Toen de liveshow Aloha from Hawaii werd opgenomen, in 1973, had hij nog maar 3 jaar te leven. Het was een groots opgezet evenement, via satelliet te zien in tientallen landen wereldwijd. Ik neem deze plaat niet mee omdat het zijn beste is, verre van. Er staan bedenkelijke versies op, van onder meer Hound Dog. Maar ook hartverscheurend mooie, zoals van What Now My Love.
En het is mijn Elvis-plaat. De tv-uitzending van de show was mijn kennismaking met de King.
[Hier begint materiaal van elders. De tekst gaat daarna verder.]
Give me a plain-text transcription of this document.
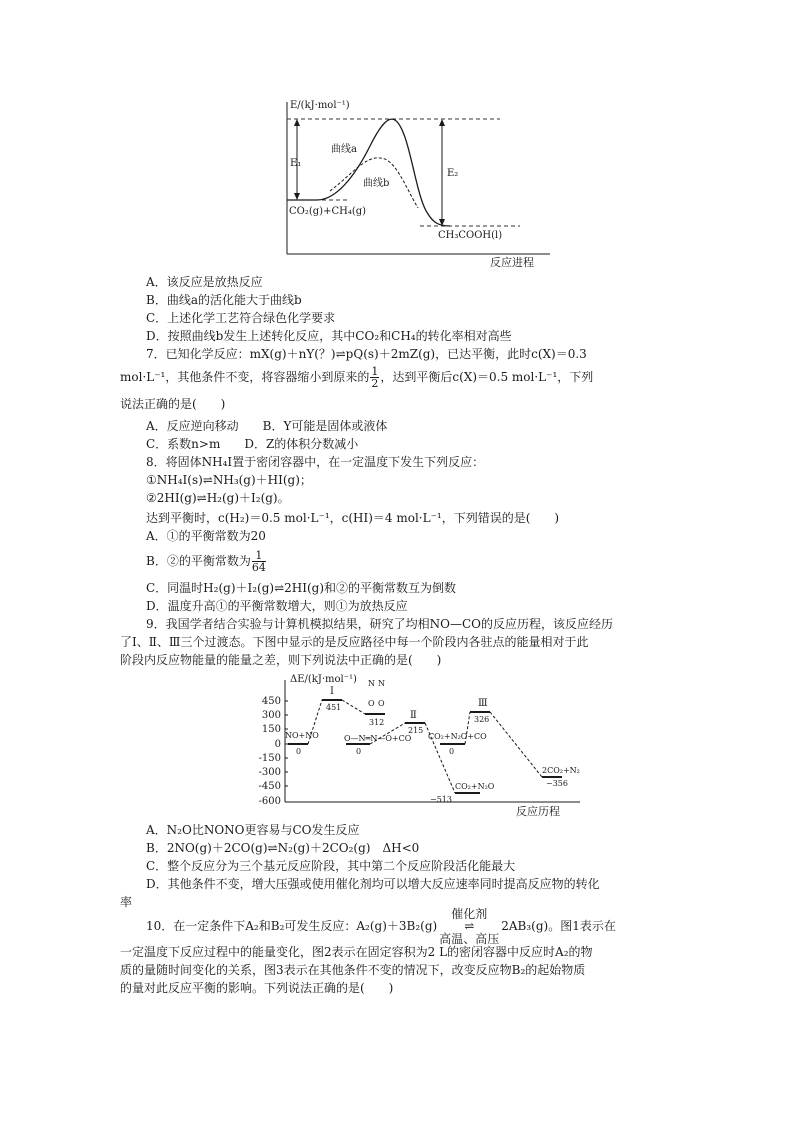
E/(kJ·mol⁻¹)
E₁
E₂
曲线a
曲线b
CO₂(g)+CH₄(g)
CH₃COOH(l)
反应进程
A．该反应是放热反应
B．曲线a的活化能大于曲线b
C．上述化学工艺符合绿色化学要求
D．按照曲线b发生上述转化反应，其中CO₂和CH₄的转化率相对高些
7．已知化学反应：mX(g)＋nY(？)⇌pQ(s)＋2mZ(g)，已达平衡，此时c(X)＝0.3
mol·L⁻¹，其他条件不变，将容器缩小到原来的 $\frac{1}{2}$ ，达到平衡后c(X)＝0.5 mol·L⁻¹，下列
说法正确的是(　　)
A．反应逆向移动　　B．Y可能是固体或液体
C．系数n>m　　D．Z的体积分数减小
8．将固体NH₄I置于密闭容器中，在一定温度下发生下列反应：
①NH₄I(s)⇌NH₃(g)＋HI(g)；
②2HI(g)⇌H₂(g)＋I₂(g)。
达到平衡时，c(H₂)＝0.5 mol·L⁻¹，c(HI)＝4 mol·L⁻¹，下列错误的是(　　)
A．①的平衡常数为20
B．②的平衡常数为 $\frac{1}{64}$
C．同温时H₂(g)＋I₂(g)⇌2HI(g)和②的平衡常数互为倒数
D．温度升高①的平衡常数增大，则①为放热反应
9．我国学者结合实验与计算机模拟结果，研究了均相NO—CO的反应历程，该反应经历
了Ⅰ、Ⅱ、Ⅲ三个过渡态。下图中显示的是反应路径中每一个阶段内各驻点的能量相对于此
阶段内反应物能量的能量之差，则下列说法中正确的是(　　)
ΔE/(kJ·mol⁻¹)
450
300
150
0
-150
-300
-450
-600
NO+NO
0
Ⅰ
451
N N
O O
312
O—N═N—O+CO
0
Ⅱ
215
CO₂+N₂O+CO
0
Ⅲ
326
CO₂+N₂O
−513
2CO₂+N₂
−356
反应历程
A．N₂O比NONO更容易与CO发生反应
B．2NO(g)＋2CO(g)⇌N₂(g)＋2CO₂(g)　ΔH<0
C．整个反应分为三个基元反应阶段，其中第二个反应阶段活化能最大
D．其他条件不变，增大压强或使用催化剂均可以增大反应速率同时提高反应物的转化
率
10．在一定条件下A₂和B₂可发生反应：A₂(g)＋3B₂(g)
催化剂
⇌
高温、高压
2AB₃(g)。图1表示在
一定温度下反应过程中的能量变化，图2表示在固定容积为2 L的密闭容器中反应时A₂的物
质的量随时间变化的关系，图3表示在其他条件不变的情况下，改变反应物B₂的起始物质
的量对此反应平衡的影响。下列说法正确的是(　　)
Ik keek ernaar als achtjarige, samen met mijn grootouders die op bezoek waren en er niet warm van werden. Maar ik was meteen verslaafd. Aloha from Hawaii werpt me telkens weer terug naar dat moment, naar die eerste fascinatie. En naar Amerika, dat Elvis, met de adelaar op zijn cape gestikt, rijkelijk en gulzig celebreert op Aloha. Een natie die me alsmaar vaker met diepe weerzin vervult, maar een land dat ik tegelijk ook het mooiste ter wereld vind en dat me oneindig blijft fascineren. Tijdens een overweldigende trip door het zuidwesten van de VSA koos mijn Spotify-playlist plots voor An American Trilogy uit Aloha. Ik voelde een rilling over mijn rug gaan en de tranen rolden mij over de wangen. Op dat eiland gaat dat weer gebeuren. Sorry ze.